When at long last the trail reached the foot of the mountain and met the dirt road at a T, and the dirt road actually had the imprint of car tires in it, Robin started singing, a swelling chant of exultation at having escaped the mountain. She blinked back tears of joy. At the same time she was fearful of actually meeting somebody for the first time, of a car coming along, of her being exposed and spotted and approached and caught. Also she wasn’t sure which direction on the dirt road she should take. Her inclination was to turn left but Hreapha said “Hreapha!” and nudged Robin’s leg in the direction of turning right. From the turning Robin could see a pasture in which grazed several cows of the same color and coat as Bess, and she asked, “Is that where you got Bess
?” and Hreapha wagged her tail. The owner of the cows must live nearby, she realized, but it wasn’t Stay More, not the place she wanted to go. So she heeded Hreapha’s guidance and took the road to the right, to the southeast.

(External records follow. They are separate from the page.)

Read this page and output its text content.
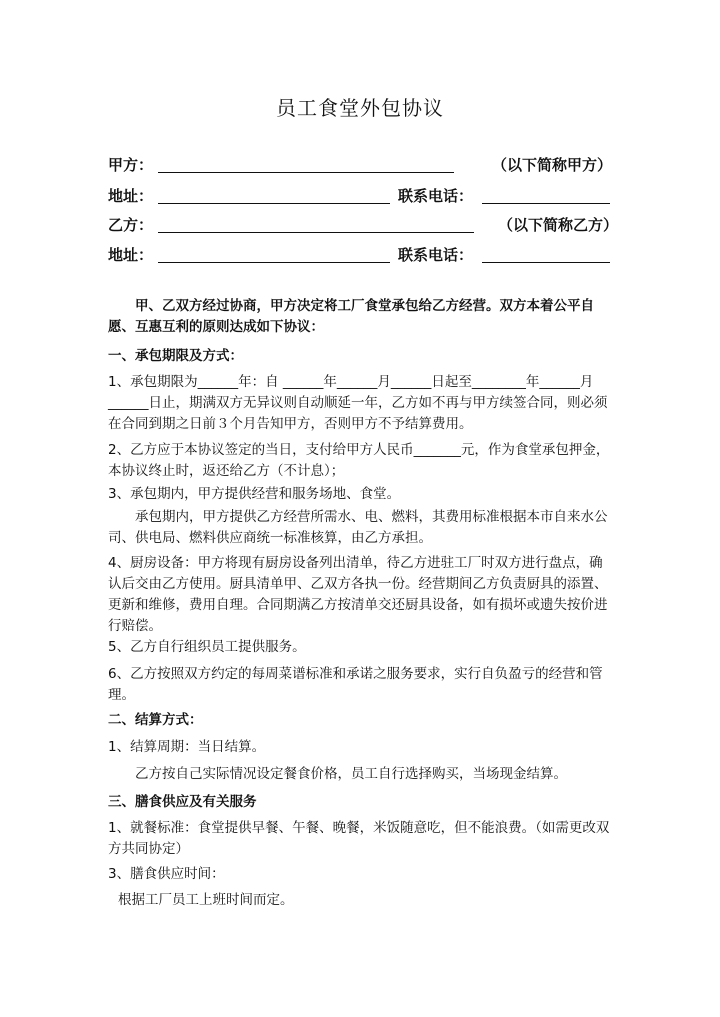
员工食堂外包协议
甲方：	（以下简称甲方）
地址：	联系电话：
乙方：	（以下简称乙方）
地址：	联系电话：
甲、乙双方经过协商，甲方决定将工厂食堂承包给乙方经营。双方本着公平自愿、互惠互利的原则达成如下协议：
一、承包期限及方式：
1、承包期限为______年：自 ______年______月______日起至________年______月______日止，期满双方无异议则自动顺延一年，乙方如不再与甲方续签合同，则必须在合同到期之日前３个月告知甲方，否则甲方不予结算费用。
2、乙方应于本协议签定的当日，支付给甲方人民币_______元，作为食堂承包押金，本协议终止时，返还给乙方（不计息）；
3、承包期内，甲方提供经营和服务场地、食堂。
承包期内，甲方提供乙方经营所需水、电、燃料，其费用标准根据本市自来水公司、供电局、燃料供应商统一标准核算，由乙方承担。
4、厨房设备：甲方将现有厨房设备列出清单，待乙方进驻工厂时双方进行盘点，确认后交由乙方使用。厨具清单甲、乙双方各执一份。经营期间乙方负责厨具的添置、更新和维修，费用自理。合同期满乙方按清单交还厨具设备，如有损坏或遗失按价进行赔偿。
5、乙方自行组织员工提供服务。
6、乙方按照双方约定的每周菜谱标准和承诺之服务要求，实行自负盈亏的经营和管理。
二、结算方式：
1、结算周期：当日结算。
乙方按自己实际情况设定餐食价格，员工自行选择购买，当场现金结算。
三、膳食供应及有关服务
1、就餐标准：食堂提供早餐、午餐、晚餐，米饭随意吃，但不能浪费。（如需更改双方共同协定）
3、膳食供应时间：
根据工厂员工上班时间而定。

Along the road that flanked the east feet of Madewell and Ledbetter Mountains, a one-lane dirt road that climbed and dipped and twisted and turned, Robin noticed a few, a very few, houses or other buildings, not one of them in use. And she encountered no traffic, no people, and the only creature she saw was a skunk crossing the road. Still, she felt a constant sense of excitement in anticipation of soon seeing an actual person.
It was late afternoon when Hreapha said “HREAPHA!” and bounded on ahead out of sight, but she soon came back, in the company of several other dogs, one of them the big shaggy fellow that Robin recognized as Yowrfrowr, and another dog that Robin also recognized but hadn’t seen for many a year: Hruschka, as well as an assortment of dogs that appeared to be Hruschka’s offspring. They were all announcing their names and busily chatting with Hreapha in dogtalk. Robin patted them one by one, and then she followed them as they led her to their home.
Robin had never seen that particular kind of log cabin before, consisting of two separate log cabins joined in between by a kind of breezeway where the people (and the dogs?) could lounge around in the open air out of the sun or rain. At the moment the only loungers were cats, and they were all over the place, in the breezeway and around the yard. Robin loved cats and wished she could go closer and admire them, but she was very nervous because obviously somebody lived here and she might soon be meeting one or more live people, and she hadn’t even given any thought to what she would say. She was scared, really.